“If everyone pulls together, it’s a race that can be won. Let’s all become the champions the ocean needs. Let’s end the marine emergency and preserve this precious blue gift for our children and grandchildren.”
In his opinion, the peak, which coincides with the end of the first leg of the Ocean Race sailing regatta in this country, is also an alarm signal: “The ocean is life. The sea is a basis of life. And the ocean is in trouble,” he warned.
In this context, he explained that around 35 percent of the world’s fish populations are overfished, global warming is increasing the temperature of the oceans, fueling more frequent and more intense storms, raising sea levels and salinizing coastal areas and aquifers.
Meanwhile, toxic chemicals and millions of tons of plastic waste are flooding coastal ecosystems, killing or injuring fish, sea turtles, birds and marine mammals, entering the food chain and ultimately being consumed by us, Guterres said.
UN experts estimate that by 2050 there could be more plastic in the sea than fish.
In his speech, the head of the international organization said that in 2022 the world took some important steps to correct that course.

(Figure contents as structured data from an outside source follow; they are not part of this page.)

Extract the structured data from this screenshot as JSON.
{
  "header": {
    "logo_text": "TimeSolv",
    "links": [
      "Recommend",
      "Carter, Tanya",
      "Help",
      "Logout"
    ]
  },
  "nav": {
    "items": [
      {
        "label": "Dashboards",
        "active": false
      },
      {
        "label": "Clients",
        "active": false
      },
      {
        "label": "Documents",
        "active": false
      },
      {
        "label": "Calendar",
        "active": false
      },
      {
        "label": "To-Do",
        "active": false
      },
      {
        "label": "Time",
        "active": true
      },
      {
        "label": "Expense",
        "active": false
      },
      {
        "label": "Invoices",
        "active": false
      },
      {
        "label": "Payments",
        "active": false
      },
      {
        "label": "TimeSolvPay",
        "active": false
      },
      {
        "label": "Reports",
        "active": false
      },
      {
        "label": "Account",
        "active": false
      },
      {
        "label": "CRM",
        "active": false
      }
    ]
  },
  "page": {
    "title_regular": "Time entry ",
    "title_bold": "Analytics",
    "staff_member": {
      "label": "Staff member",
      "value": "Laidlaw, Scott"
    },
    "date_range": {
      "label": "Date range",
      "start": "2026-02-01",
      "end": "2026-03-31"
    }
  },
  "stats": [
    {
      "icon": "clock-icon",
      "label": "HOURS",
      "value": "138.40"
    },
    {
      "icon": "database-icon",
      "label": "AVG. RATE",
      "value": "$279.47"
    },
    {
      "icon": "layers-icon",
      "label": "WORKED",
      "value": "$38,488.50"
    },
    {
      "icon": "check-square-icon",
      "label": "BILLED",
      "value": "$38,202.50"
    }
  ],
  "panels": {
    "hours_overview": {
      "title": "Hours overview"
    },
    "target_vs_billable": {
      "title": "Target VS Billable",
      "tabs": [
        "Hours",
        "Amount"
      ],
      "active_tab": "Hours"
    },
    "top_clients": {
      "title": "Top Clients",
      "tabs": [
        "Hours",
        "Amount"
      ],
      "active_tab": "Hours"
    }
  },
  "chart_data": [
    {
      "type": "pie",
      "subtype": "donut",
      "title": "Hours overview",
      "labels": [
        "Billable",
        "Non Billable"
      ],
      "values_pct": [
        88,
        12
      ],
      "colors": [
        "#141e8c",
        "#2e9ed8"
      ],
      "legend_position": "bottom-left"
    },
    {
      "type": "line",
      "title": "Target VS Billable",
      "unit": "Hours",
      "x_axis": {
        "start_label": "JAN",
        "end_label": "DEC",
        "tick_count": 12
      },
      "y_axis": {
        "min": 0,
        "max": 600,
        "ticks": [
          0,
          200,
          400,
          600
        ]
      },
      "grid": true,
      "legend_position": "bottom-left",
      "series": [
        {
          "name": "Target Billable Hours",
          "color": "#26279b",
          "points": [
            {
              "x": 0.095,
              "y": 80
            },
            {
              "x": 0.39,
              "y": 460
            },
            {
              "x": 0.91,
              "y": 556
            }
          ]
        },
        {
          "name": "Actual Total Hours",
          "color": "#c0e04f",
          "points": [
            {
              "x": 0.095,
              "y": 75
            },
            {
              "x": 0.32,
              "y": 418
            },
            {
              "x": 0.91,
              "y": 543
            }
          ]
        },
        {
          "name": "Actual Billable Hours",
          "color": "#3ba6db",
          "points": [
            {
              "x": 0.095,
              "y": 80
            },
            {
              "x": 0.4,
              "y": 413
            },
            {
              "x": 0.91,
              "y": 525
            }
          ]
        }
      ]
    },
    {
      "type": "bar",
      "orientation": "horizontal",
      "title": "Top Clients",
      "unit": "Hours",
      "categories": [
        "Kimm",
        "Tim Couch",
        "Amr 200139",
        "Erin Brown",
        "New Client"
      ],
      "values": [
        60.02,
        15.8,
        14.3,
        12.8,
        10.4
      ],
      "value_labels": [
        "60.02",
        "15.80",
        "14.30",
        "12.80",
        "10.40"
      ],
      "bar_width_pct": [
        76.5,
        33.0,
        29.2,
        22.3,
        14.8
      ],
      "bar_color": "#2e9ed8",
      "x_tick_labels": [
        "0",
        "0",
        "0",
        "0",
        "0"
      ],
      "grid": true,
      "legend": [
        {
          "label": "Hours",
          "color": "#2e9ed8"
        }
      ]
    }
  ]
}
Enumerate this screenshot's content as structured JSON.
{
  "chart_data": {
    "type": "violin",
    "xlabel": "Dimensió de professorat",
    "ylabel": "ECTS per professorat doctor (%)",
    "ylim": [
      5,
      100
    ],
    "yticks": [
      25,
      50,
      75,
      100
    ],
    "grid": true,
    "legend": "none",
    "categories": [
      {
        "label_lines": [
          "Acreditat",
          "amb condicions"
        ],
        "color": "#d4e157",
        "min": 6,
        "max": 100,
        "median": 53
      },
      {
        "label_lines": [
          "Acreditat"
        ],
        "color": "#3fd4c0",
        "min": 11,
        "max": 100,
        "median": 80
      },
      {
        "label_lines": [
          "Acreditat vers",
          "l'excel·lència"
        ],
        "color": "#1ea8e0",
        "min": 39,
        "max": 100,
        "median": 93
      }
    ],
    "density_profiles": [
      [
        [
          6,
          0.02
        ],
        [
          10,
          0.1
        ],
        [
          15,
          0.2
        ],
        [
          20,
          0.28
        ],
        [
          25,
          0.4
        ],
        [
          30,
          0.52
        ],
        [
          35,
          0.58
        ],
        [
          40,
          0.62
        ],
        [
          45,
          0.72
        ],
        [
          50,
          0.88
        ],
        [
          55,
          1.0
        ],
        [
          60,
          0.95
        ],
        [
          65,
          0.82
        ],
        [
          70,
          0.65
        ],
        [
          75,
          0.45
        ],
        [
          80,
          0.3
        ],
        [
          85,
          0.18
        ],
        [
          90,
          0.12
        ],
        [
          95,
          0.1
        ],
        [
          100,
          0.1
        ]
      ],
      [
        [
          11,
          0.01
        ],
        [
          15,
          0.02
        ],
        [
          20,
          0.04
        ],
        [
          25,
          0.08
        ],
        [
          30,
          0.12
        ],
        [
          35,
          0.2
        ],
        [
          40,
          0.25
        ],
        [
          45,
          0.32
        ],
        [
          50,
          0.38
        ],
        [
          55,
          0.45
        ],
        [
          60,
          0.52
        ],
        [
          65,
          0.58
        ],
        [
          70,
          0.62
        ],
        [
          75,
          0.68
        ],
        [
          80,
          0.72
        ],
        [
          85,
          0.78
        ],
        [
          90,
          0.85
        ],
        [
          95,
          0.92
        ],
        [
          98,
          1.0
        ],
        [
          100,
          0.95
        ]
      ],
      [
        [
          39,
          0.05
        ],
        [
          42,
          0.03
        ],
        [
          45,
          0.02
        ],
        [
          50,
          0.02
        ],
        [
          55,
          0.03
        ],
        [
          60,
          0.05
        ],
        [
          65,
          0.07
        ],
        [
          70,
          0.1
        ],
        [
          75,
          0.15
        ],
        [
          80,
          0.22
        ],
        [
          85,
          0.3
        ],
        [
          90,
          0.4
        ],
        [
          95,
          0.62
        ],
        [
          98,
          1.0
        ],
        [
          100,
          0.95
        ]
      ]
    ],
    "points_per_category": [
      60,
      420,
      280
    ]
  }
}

He pointed to the landmark agreement adopted in Nairobi to negotiate a globally binding treaty to tackle plastic pollution, and at the UN Ocean Conference in Lisbon where countries made hundreds of new voluntary commitments and pledges.
He added the UN Conference on Biodiversity in Montreal, which ended with nations agreeing to protect 30 percent of terrestrial, aquatic, coastal and marine ecosystems by 2030.
“Some have called 2022 the super year of the oceans. But the race is far from over. We must make 2023 a year of super actions so we can end the marine emergency once and for all,” Guterres said.